The screenshot was only attached to show that search is functional, not to make any point of the included terms, but the cancer modifiers are definitely arabic numerals so I am not sure what you mean? here

Screenshot 2024-03-15 at 11 16 01 pm

cgreich commented 6 months ago

What's wrong with your user name? :)

I see what you mean. Well, Athena is trying to be smart. Looks like in this case it is. But it generally is struggling to create a reasonable list, and we have been futzing around with the various weights for partial words, upper and lower case, edit distance, all that. It lacks Google's background information and search can only tinker with the search string.

But if you go to Atlas, which uses simple SQL, you get all the stage IIIs. Same is true for any other application that doesn't have a smart search engine.

What do you have against the Arabic numbers? What use case is suffering?

gkennos commented 6 months ago

Nothing - just habit of cropping out anything that is my full legal name if not necessary.

The use-case that is suffering IMO, is the one of someone who is creating a new mapping and searches for 'Stage IV', as that is the term in the actual vocabulary, but cannot find it because it's been changed to 'Stage 4' as a technical workaround known only to a few people.

I understand that when you say both of those terms out loud, they are both 'stage four' of course.
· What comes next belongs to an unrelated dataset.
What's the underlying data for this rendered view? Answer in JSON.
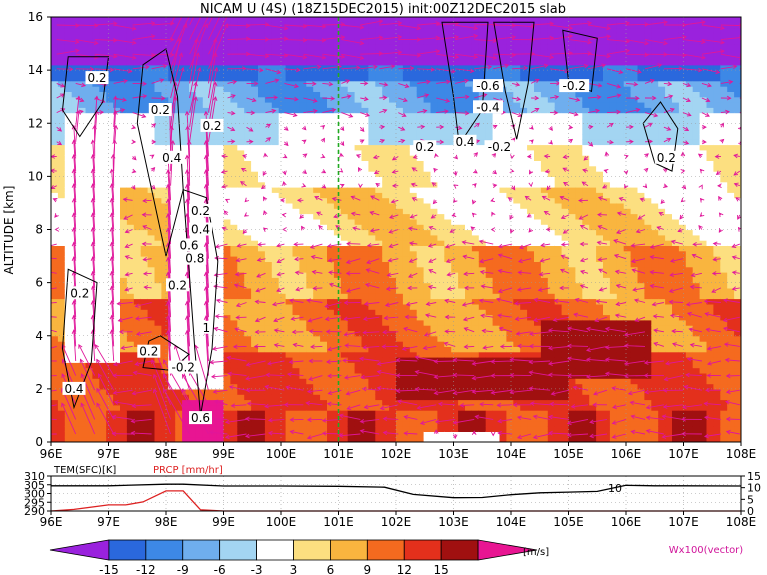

I would, however, argue there is a semantic difference, as the roman numerals are the ones expressly used by the AJCC standard (which the concatenation rules explicitly state is used as the source), and this is done to some degree for the purposes of differentiating those terms from other common staging measures for clarity, as 'stage' is quite an overloaded term.

If it is required as a technical workaround, would the more appropriate way to handle it be to either insert 'Stage 4' as a synonym or create a non-standard term that maps to the standard (vocabulary-specified) term?

cgreich commented 6 months ago

All understood and agreed, @gkennos. But the Arabic/Roman craziness is something we inherent from the existing vocabularies. So, all troubles you complain about not finding what you want is already there. For example, there are 798 "stage IV" records across all vocabularies except Cancer Modifier, and 207 "stage 4" containing ones. It's true, in oncology the Roman dominates over the Arabic, but even in NAACCR you have 6 "stage 4" in addition to 100 "stage IV". Now what?

In Cancer Modifier, we decided to at least have it one way. And yes, it might be surprising to someone used to the Roman as it is used more. But if your search returns no result for "stage IV" you will probably figure it out (e.g. trying just "stage").

Your idea with the synonym is good. However, then we may as well go Roman (and deal with not being able to distinguish between Roman I, II, III, IV, VI and VII when searching for "I"), because if we put them into the synonyms they will turn up in the search results of Athena. We could also add special code to the Athena search engine to do automatic search term modification for Roman numbers. To have it documented would also be a win, but where would that documentation help? Nobody reads the manual before conducting a search.

Not sure what the best solution is other than letting people figure it out.